Is that what the French feel? After next weekend’s second ballot for the French Presidency, I think a victorious Nicolas Sarkozy would quickly find that France had voted for the man, but not the plan. The nation would have willed the end while remaining unready to will the means. Mr Sarkozy must realise this already. He will either climb down, executing the graceful U-turn that Margaret Thatcher rejected, and opt simply to enjoy the trappings of office; or else defiantly give it a go, and charge onward like the Light Brigade.

Such a charge would be magnifique but it would not be la guerre, or indeed la politique. Within a year, cars would be burning, farmers would be protesting, students would be rioting, unions would be striking, business would deserting the free-market cause, the electorate would be reconsidering, and an embattled presidency would be running up the white flag. Like Lot’s wife, France would be turning again, for another look. And, far from advancing the cause of economic reform, Mr Sarkozy would have set it back. It might take another political generation in France before anyone in mainstream French politics dared to go down that road again.

It is possible, you see, to win too early. Ted Heath did in 1970. After his failed confrontation with the trade unions it was a decade before anybody dared take them on again – and only gingerly at first.

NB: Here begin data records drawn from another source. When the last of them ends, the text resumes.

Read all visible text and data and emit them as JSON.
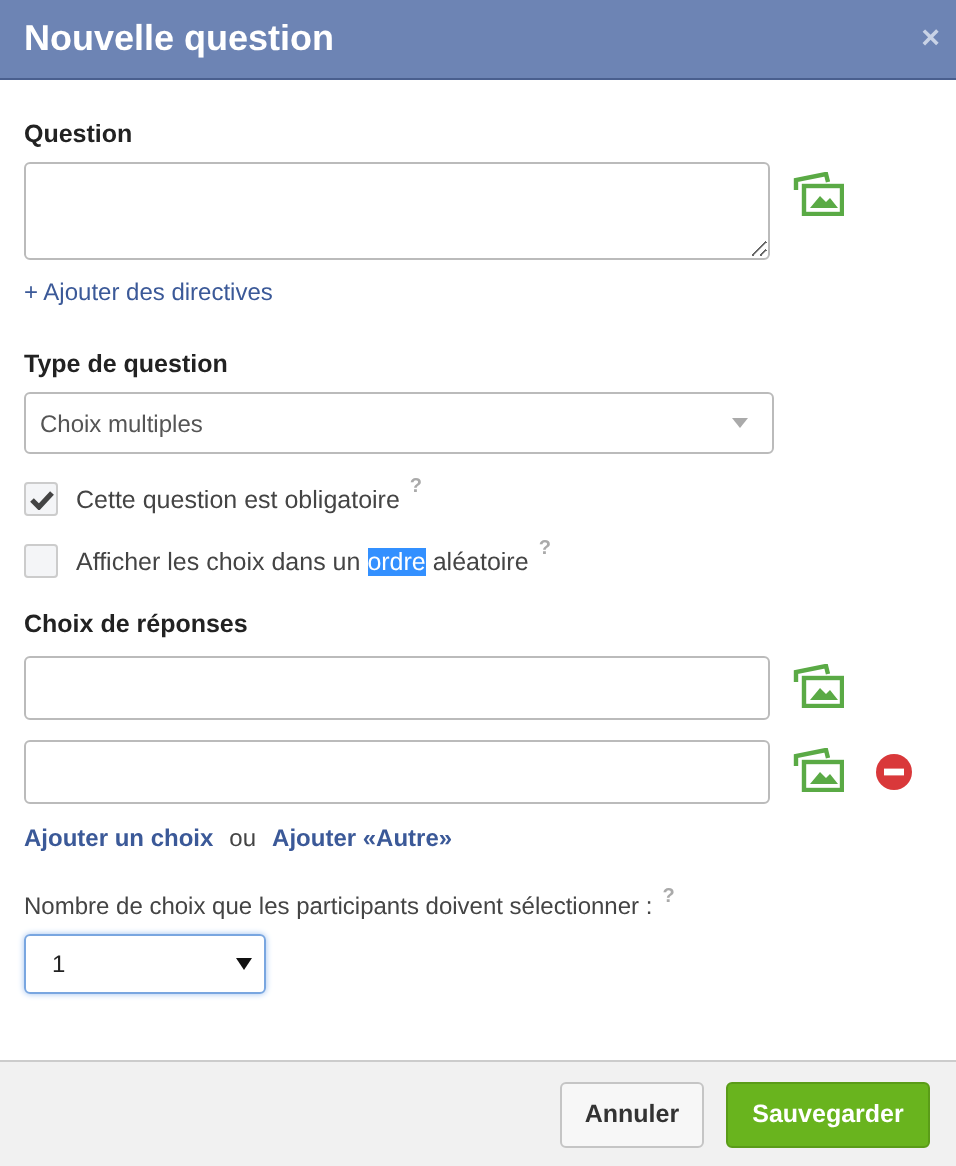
{
  "dialog": {
    "title": "Nouvelle question",
    "close": "×"
  },
  "question": {
    "label": "Question",
    "add_instructions": "+ Ajouter des directives"
  },
  "question_type": {
    "label": "Type de question",
    "value": "Choix multiples"
  },
  "options": [
    {
      "parts": [
        {
          "text": "Cette question est obligatoire",
          "selected": false
        }
      ],
      "checked": true,
      "help": "?"
    },
    {
      "parts": [
        {
          "text": "Afficher les choix dans un ",
          "selected": false
        },
        {
          "text": "ordre",
          "selected": true
        },
        {
          "text": " aléatoire",
          "selected": false
        }
      ],
      "checked": false,
      "help": "?"
    }
  ],
  "answers": {
    "label": "Choix de réponses",
    "choices": [
      {
        "removable": false
      },
      {
        "removable": true
      }
    ],
    "add_choice": "Ajouter un choix",
    "separator": "ou",
    "add_other": "Ajouter «Autre»"
  },
  "selection_count": {
    "label": "Nombre de choix que les participants doivent sélectionner :",
    "help": "?",
    "value": "1"
  },
  "buttons": [
    {
      "label": "Annuler",
      "kind": "secondary"
    },
    {
      "label": "Sauvegarder",
      "kind": "primary"
    }
  ]
}
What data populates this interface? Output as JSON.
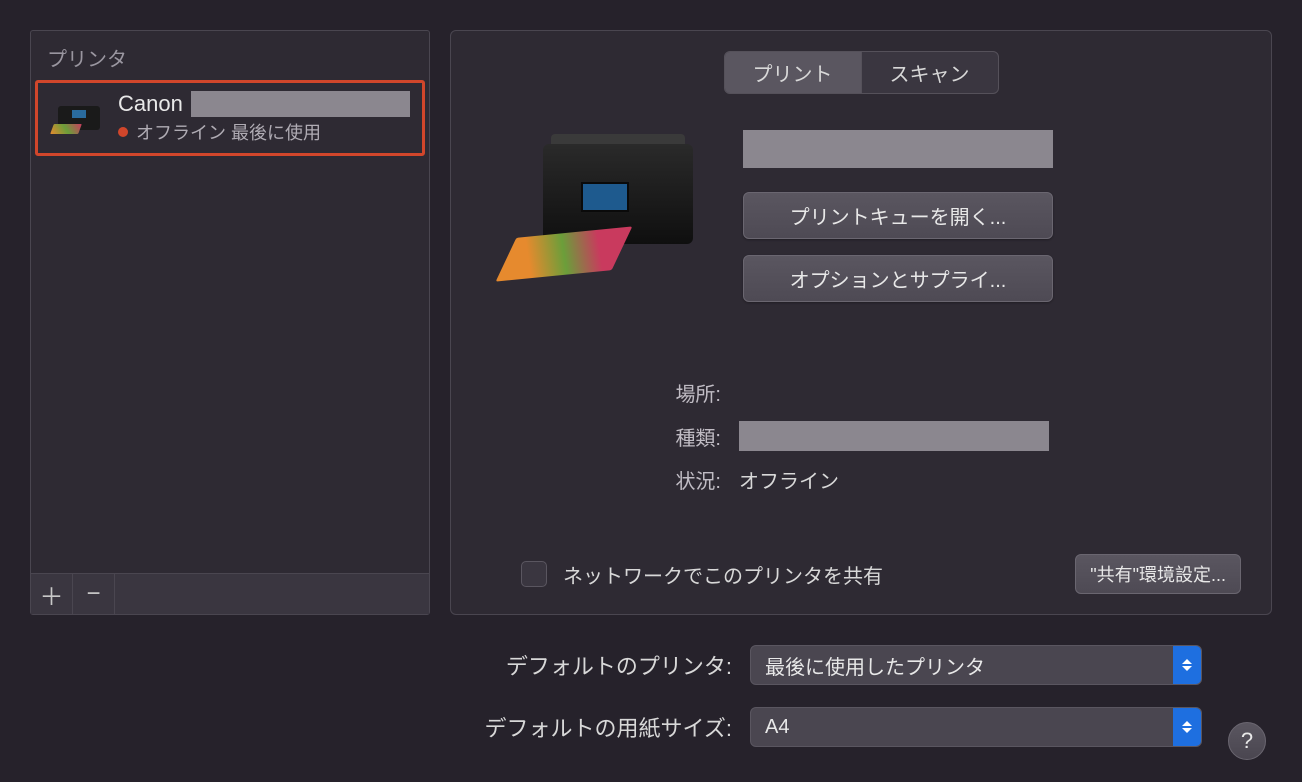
{
  "sidebar": {
    "header": "プリンタ",
    "printer": {
      "name": "Canon",
      "status": "オフライン 最後に使用"
    },
    "add_label": "＋",
    "remove_label": "−"
  },
  "tabs": {
    "print": "プリント",
    "scan": "スキャン"
  },
  "buttons": {
    "open_queue": "プリントキューを開く...",
    "options_supplies": "オプションとサプライ...",
    "sharing_prefs": "\"共有\"環境設定..."
  },
  "info": {
    "location_label": "場所:",
    "location_value": "",
    "kind_label": "種類:",
    "status_label": "状況:",
    "status_value": "オフライン"
  },
  "share": {
    "label": "ネットワークでこのプリンタを共有"
  },
  "defaults": {
    "printer_label": "デフォルトのプリンタ:",
    "printer_value": "最後に使用したプリンタ",
    "paper_label": "デフォルトの用紙サイズ:",
    "paper_value": "A4"
  },
  "help_label": "?"
}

Mrs Thatcher had learnt that lesson when she backed down in the face of the miners’s first confrontation with her Government; she began stockpiling for their second. I am afraid a narrow Tory lead in 2009-10, but with no majority, might also be a win too early. David Cameron must seize the opportunity presented by Sir Menzies Campbell’s demented undertaking to talk coalition with Labour only, and let him.

I rooted for a Republican victory when George W. Bush sought his second term. A win for John Kerry last time would have left American neoconservatism alive to fight another day. Give Bush rope, I prayed, so that he may hang himself and his argument. He is duly doing so. Let us hope there is another, final, US troop “surge” in Iraq, to test that strategy, too, to destruction.

And next weekend all true market liberals should be rooting for Ségolène Royal. France, before it turns to embrace the free market, must first despair utterly of the alternative. France must have no lingering doubt, no hankering to go back. It must with all its being reject its half-century affair with the all-protecting State. France must know in its heart as well as its head that there is no exception française.

France is on the road to that knowledge, rejection and despair, but it is not there yet. Ms Royal, still passionate for l’exception française, is the leader to take France all the way. Onward, Ségo, I say: onward to the presidency. And after that, onward to the buffers. And hit them good and hard.